El colmo fue que un juez de turno denegó la medida cautelar que se le solicitó en favor de la niña, porque consideró que no era un caso urgente. Como muchos pequeños centroamericanos, Alexa llevaba varios años de no ver a su madre, quien tuvo que salir de Honduras a buscar empleo en el exterior para poder mantener a su hija. Solamente después de que un grupo de abogadas de la parroquia San Carlos Borromeo de Madrid, que apoya a los migrantes, consiguieron que un Juzgado de lo Contencioso amparara a la niña, la menor pudo reunirse con su mamá.

Alexa estuvo en un pequeño cuarto junto a su prima Dulce, con quien viajaba. La joven de 19 años fue obligada a tomar un vuelo de regreso a Tegucigalpa 48 horas después de su arribo y nunca pudo salir de la terminal.

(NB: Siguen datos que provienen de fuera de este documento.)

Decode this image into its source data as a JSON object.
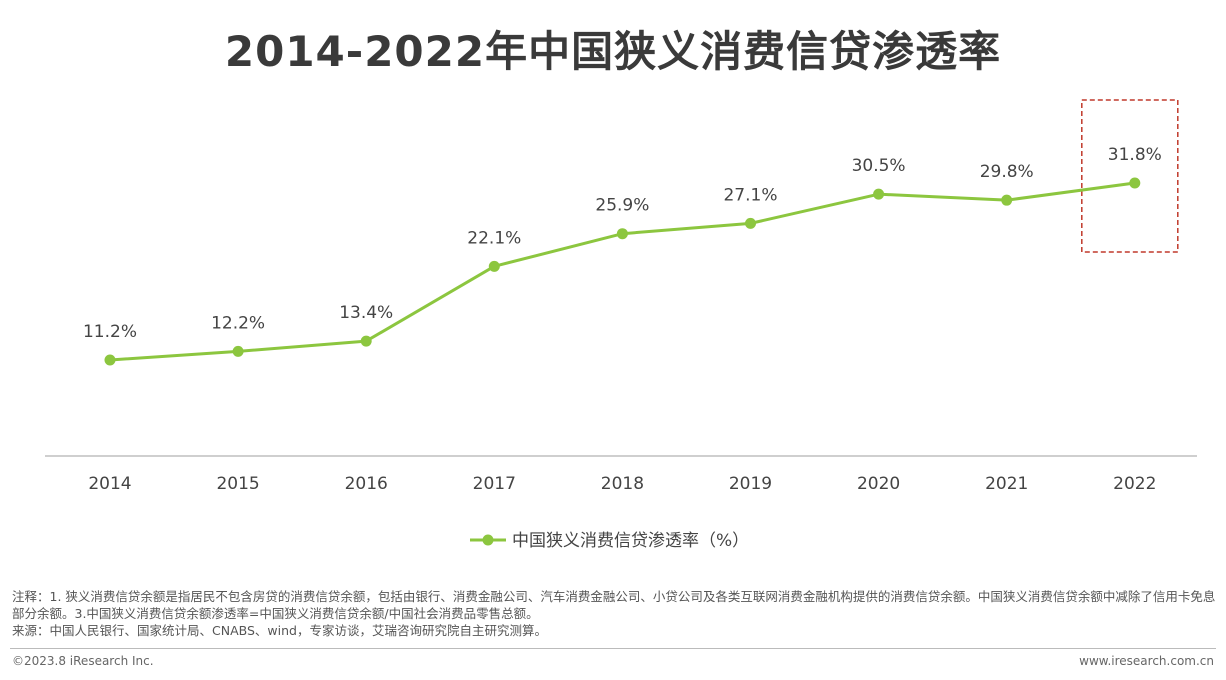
{
  "chart_data": {
    "type": "line",
    "title": "2014-2022年中国狭义消费信贷渗透率",
    "categories": [
      "2014",
      "2015",
      "2016",
      "2017",
      "2018",
      "2019",
      "2020",
      "2021",
      "2022"
    ],
    "series": [
      {
        "name": "中国狭义消费信贷渗透率（%）",
        "values": [
          11.2,
          12.2,
          13.4,
          22.1,
          25.9,
          27.1,
          30.5,
          29.8,
          31.8
        ],
        "labels": [
          "11.2%",
          "12.2%",
          "13.4%",
          "22.1%",
          "25.9%",
          "27.1%",
          "30.5%",
          "29.8%",
          "31.8%"
        ]
      }
    ],
    "xlabel": "",
    "ylabel": "",
    "ylim": [
      0,
      40
    ],
    "grid": false,
    "legend_position": "bottom-center",
    "highlight_category": "2022",
    "line_color": "#8cc63f",
    "highlight_color": "#c0392b"
  },
  "notes": {
    "line1": "注释：1. 狭义消费信贷余额是指居民不包含房贷的消费信贷余额，包括由银行、消费金融公司、汽车消费金融公司、小贷公司及各类互联网消费金融机构提供的消费信贷余额。中国狭义消费信贷余额中减除了信用卡免息部分余额。3.中国狭义消费信贷余额渗透率=中国狭义消费信贷余额/中国社会消费品零售总额。",
    "source": "来源：中国人民银行、国家统计局、CNABS、wind，专家访谈，艾瑞咨询研究院自主研究测算。"
  },
  "footer": {
    "copyright": "©2023.8 iResearch Inc.",
    "website": "www.iresearch.com.cn"
  }
}
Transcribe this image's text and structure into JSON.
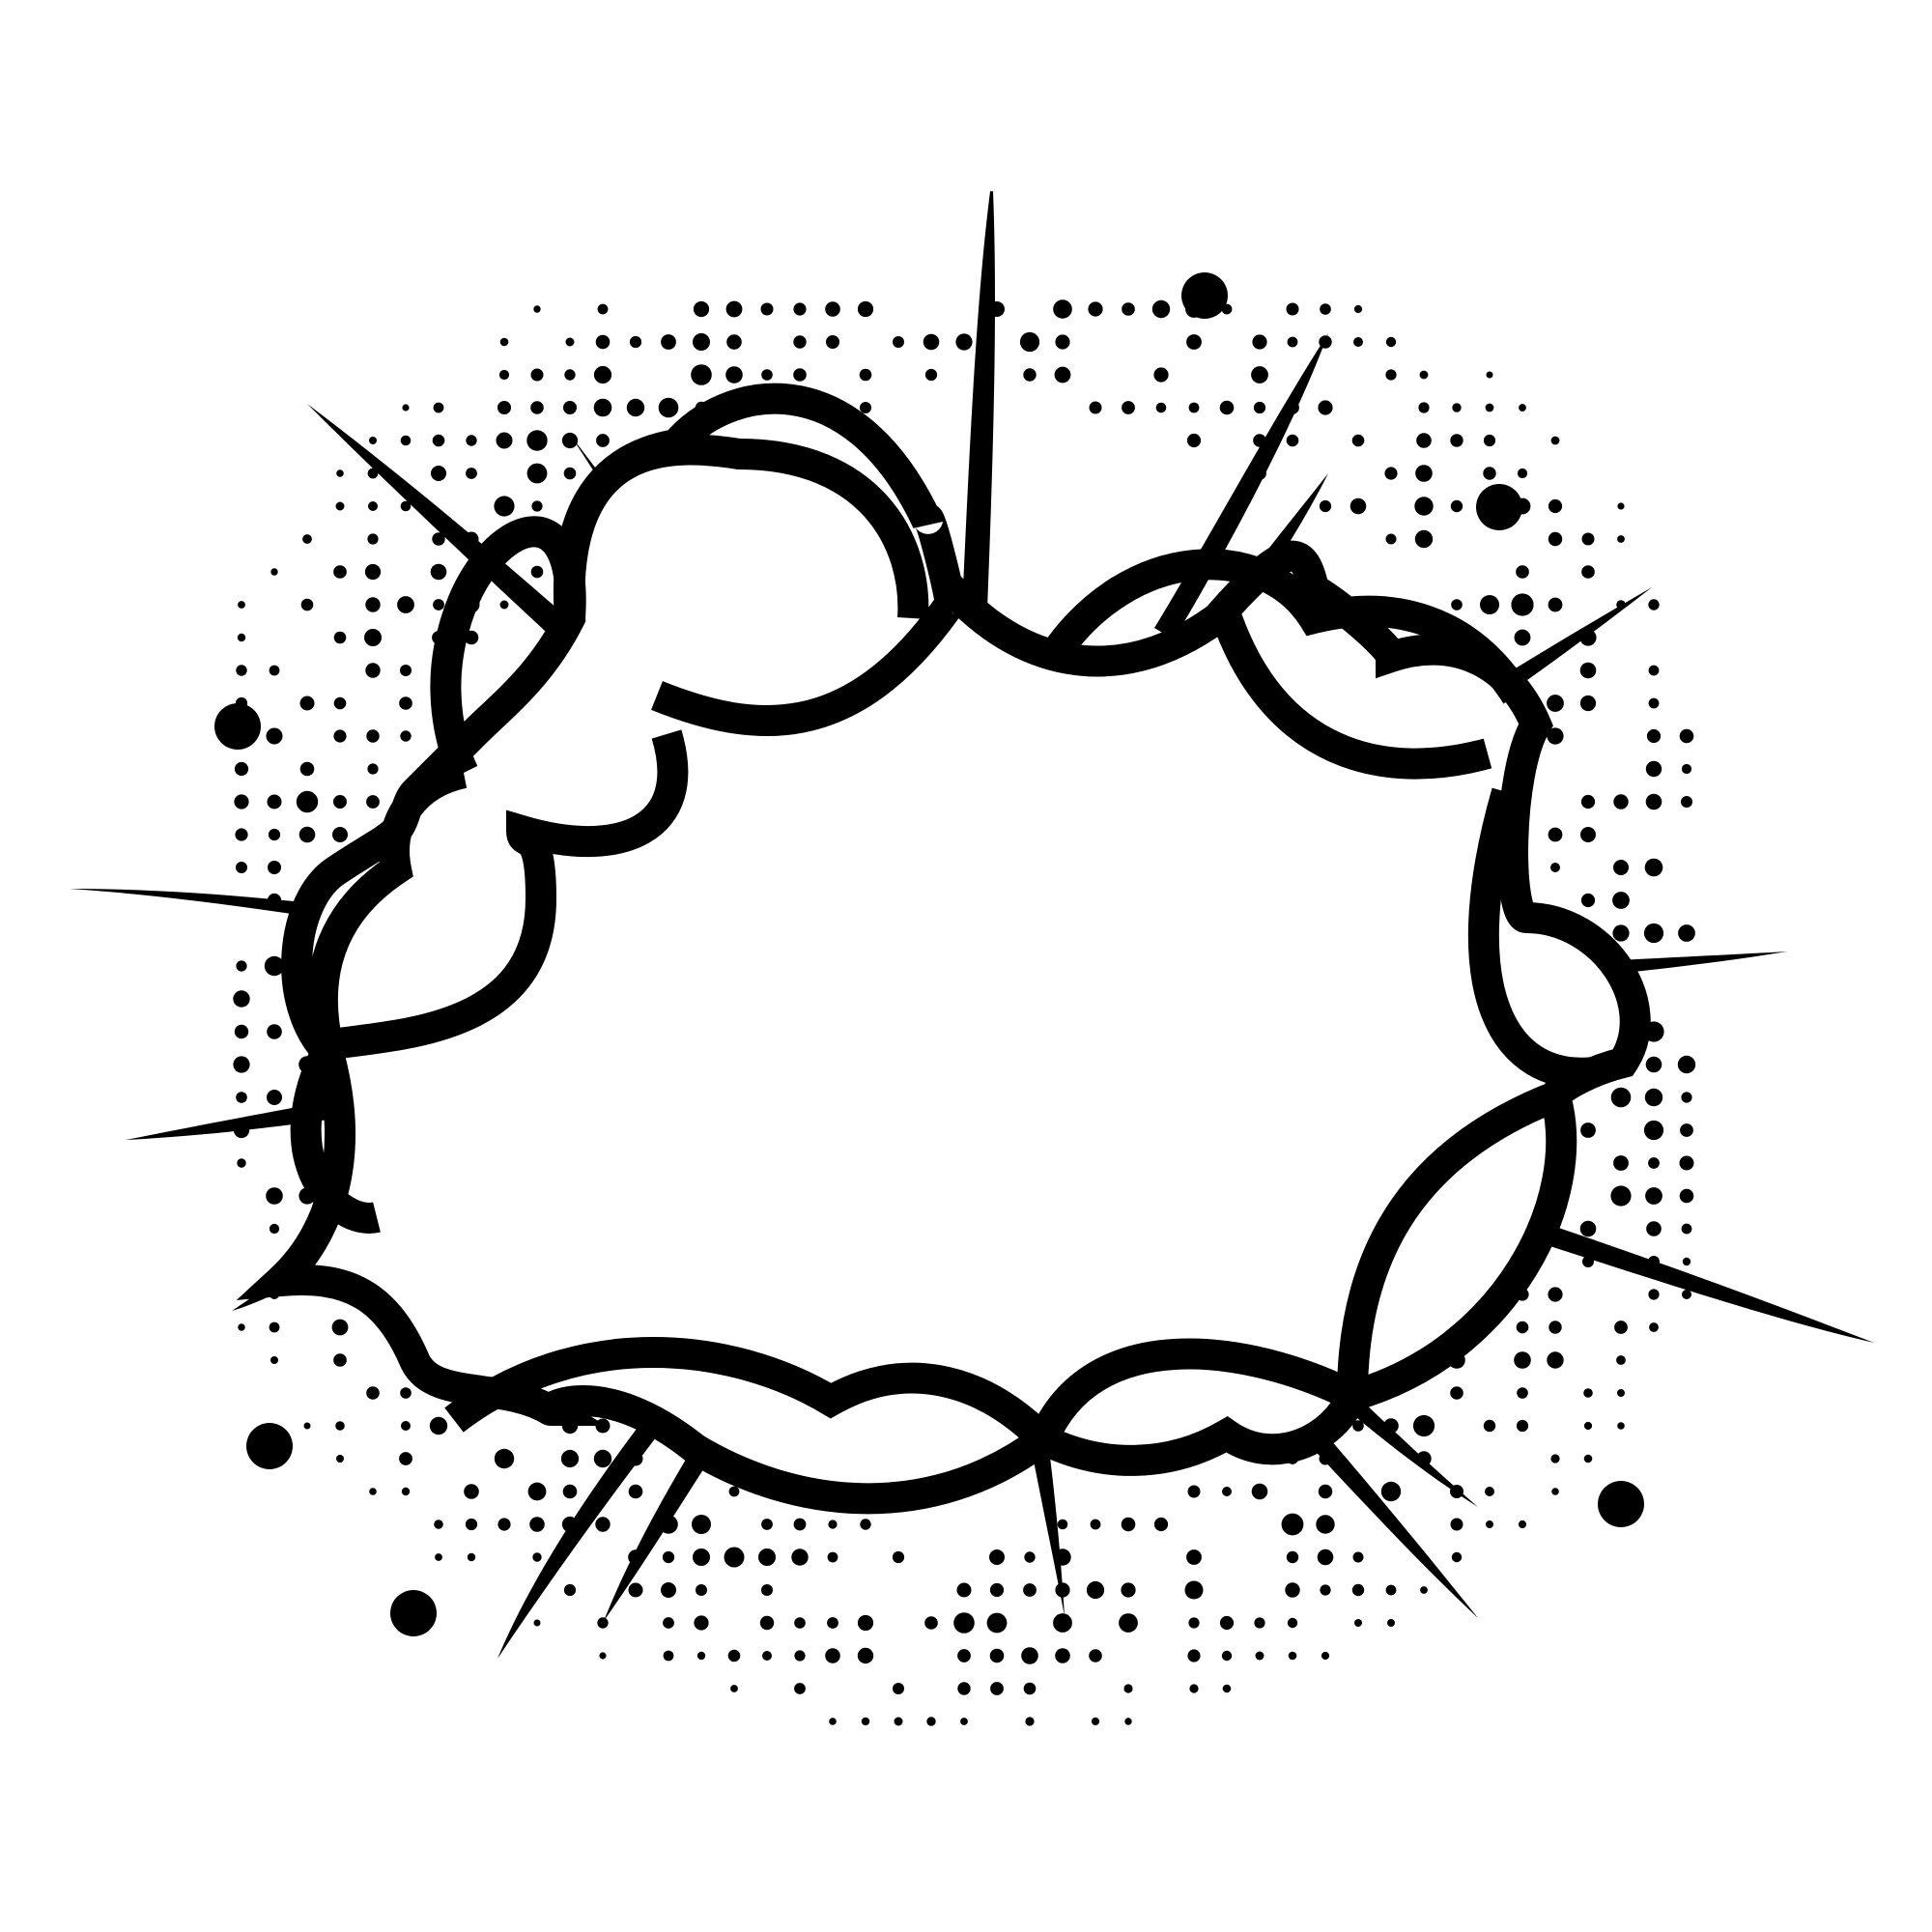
{
  "illustration": {
    "kind": "comic-explosion-speech-bubble",
    "bubble_text": "",
    "colors": {
      "background": "#ffffff",
      "ink": "#000000"
    }
  }
}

Aun y cuando ambas contaban con un boleto de regreso fechado para el 7 de febrero, reservas de hotel y dinero para pasar una semana de vacaciones, las autoridades migratorias consideraron que pretendían quedarse ilegalmente y actuaron de forma “desmedida y abusiva”, según denuncia una de las abogadas.

Esta historia muestra una vez más los vejámenes que sufren quienes deciden dejar su país en búsqueda de las oportunidades que no encontraron en su tierra. Las violaciones constantes a sus derechos y a su dignidad —a la de sus familiares— y los riesgos de ser secuestrados, violados, asesinados o capturados por redes de tratantes, traficantes y proxenetas van en aumento. Los abusos no solo se cometen en los países de destino, sino también en los de tránsito como Guatemala.

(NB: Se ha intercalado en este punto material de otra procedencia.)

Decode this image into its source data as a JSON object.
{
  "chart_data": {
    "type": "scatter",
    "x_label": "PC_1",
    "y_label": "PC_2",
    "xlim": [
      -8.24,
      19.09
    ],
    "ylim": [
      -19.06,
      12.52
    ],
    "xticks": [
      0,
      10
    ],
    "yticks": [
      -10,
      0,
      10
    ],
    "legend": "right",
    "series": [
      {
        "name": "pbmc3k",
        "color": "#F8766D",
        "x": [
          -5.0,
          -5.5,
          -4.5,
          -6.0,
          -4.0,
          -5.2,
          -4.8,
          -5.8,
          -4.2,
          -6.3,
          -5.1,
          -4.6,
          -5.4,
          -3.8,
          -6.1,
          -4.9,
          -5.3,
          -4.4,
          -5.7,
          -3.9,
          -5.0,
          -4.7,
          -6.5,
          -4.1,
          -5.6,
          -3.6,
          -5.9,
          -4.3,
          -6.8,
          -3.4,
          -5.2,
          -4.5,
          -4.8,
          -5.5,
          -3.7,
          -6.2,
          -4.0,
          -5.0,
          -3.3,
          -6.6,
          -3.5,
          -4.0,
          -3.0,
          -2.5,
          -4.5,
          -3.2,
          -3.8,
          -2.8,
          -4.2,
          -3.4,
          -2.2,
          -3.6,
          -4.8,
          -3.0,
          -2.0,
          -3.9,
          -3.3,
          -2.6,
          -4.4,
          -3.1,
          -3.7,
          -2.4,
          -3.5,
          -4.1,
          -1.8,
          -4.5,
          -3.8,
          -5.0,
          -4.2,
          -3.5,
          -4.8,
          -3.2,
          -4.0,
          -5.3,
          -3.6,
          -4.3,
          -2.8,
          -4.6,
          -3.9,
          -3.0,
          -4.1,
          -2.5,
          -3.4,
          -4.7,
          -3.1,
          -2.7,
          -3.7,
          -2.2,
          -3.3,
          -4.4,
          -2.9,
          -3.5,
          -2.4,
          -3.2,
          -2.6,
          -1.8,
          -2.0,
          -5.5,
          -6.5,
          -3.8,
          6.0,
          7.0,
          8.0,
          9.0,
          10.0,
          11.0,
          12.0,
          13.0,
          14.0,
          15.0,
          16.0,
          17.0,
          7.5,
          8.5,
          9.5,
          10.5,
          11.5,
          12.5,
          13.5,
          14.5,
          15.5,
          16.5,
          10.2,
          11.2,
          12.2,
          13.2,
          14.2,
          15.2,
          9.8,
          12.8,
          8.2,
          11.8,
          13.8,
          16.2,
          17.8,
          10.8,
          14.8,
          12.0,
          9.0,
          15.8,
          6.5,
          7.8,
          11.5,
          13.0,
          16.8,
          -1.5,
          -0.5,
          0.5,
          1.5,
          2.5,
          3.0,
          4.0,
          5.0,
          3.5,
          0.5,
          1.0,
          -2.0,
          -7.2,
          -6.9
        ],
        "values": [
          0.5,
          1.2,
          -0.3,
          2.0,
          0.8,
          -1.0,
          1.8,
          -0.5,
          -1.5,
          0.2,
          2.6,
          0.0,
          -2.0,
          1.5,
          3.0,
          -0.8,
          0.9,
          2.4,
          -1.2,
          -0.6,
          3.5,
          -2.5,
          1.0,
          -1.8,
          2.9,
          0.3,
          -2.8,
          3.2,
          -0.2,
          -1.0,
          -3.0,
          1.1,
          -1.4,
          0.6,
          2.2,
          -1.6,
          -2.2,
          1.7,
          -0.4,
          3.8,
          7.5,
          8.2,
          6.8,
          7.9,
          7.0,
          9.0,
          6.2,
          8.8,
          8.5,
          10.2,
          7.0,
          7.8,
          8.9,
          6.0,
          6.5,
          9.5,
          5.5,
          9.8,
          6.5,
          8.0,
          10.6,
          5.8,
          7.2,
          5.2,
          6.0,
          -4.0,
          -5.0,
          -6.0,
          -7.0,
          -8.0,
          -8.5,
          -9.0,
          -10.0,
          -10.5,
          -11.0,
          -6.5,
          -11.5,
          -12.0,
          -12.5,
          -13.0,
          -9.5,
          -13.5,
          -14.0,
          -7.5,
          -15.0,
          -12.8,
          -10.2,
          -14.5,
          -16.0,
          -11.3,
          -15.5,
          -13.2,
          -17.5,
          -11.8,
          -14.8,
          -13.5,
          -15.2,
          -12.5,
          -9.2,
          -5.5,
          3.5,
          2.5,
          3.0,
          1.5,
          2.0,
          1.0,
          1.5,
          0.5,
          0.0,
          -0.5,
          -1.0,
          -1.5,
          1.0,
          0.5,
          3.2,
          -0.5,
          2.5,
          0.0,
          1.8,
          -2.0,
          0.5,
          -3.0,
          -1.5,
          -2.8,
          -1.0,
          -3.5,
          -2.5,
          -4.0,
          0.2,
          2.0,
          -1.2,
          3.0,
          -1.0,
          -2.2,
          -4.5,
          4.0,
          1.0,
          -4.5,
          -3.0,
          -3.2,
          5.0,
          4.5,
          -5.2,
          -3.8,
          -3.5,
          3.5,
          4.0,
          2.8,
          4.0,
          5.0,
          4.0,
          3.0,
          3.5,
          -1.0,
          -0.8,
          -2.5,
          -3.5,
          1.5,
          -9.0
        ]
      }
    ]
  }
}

Las prácticas xenófobas, discriminatorias y criminales son una realidad constante que se afronta en todas las etapas de la migración. Una vez arribado al destino, su condición legal les hace víctimas de explotación, soborno, persecución, y corren siempre el riesgo de ser deportados. El 2012 cerró con 39 mil 924 guatemaltecos expulsados de EE. UU.

La realidad de exclusión y pobreza —producto de un sistema económico que genera inequidad, miseria, violencia y subdesarrollo— es el motivo principal para que la gente salga de su país. Las transformaciones de fondo son urgentes para evitar que miles de personas sean prácticamente expulsadas del lugar donde nacieron, pero también se requiere de políticas y legislación que garanticen la dignidad y los derechos de las y los migrantes.

Ser migrante no es sinónimo de ser delincuente. Harta obligación tienen los gobiernos de defender a sus ciudadanos de la xenofobia y la discriminación. El anuncio de una posible reforma migratoria integral en Estados Unidos es un buen momento para demostrar voluntad política y compromiso.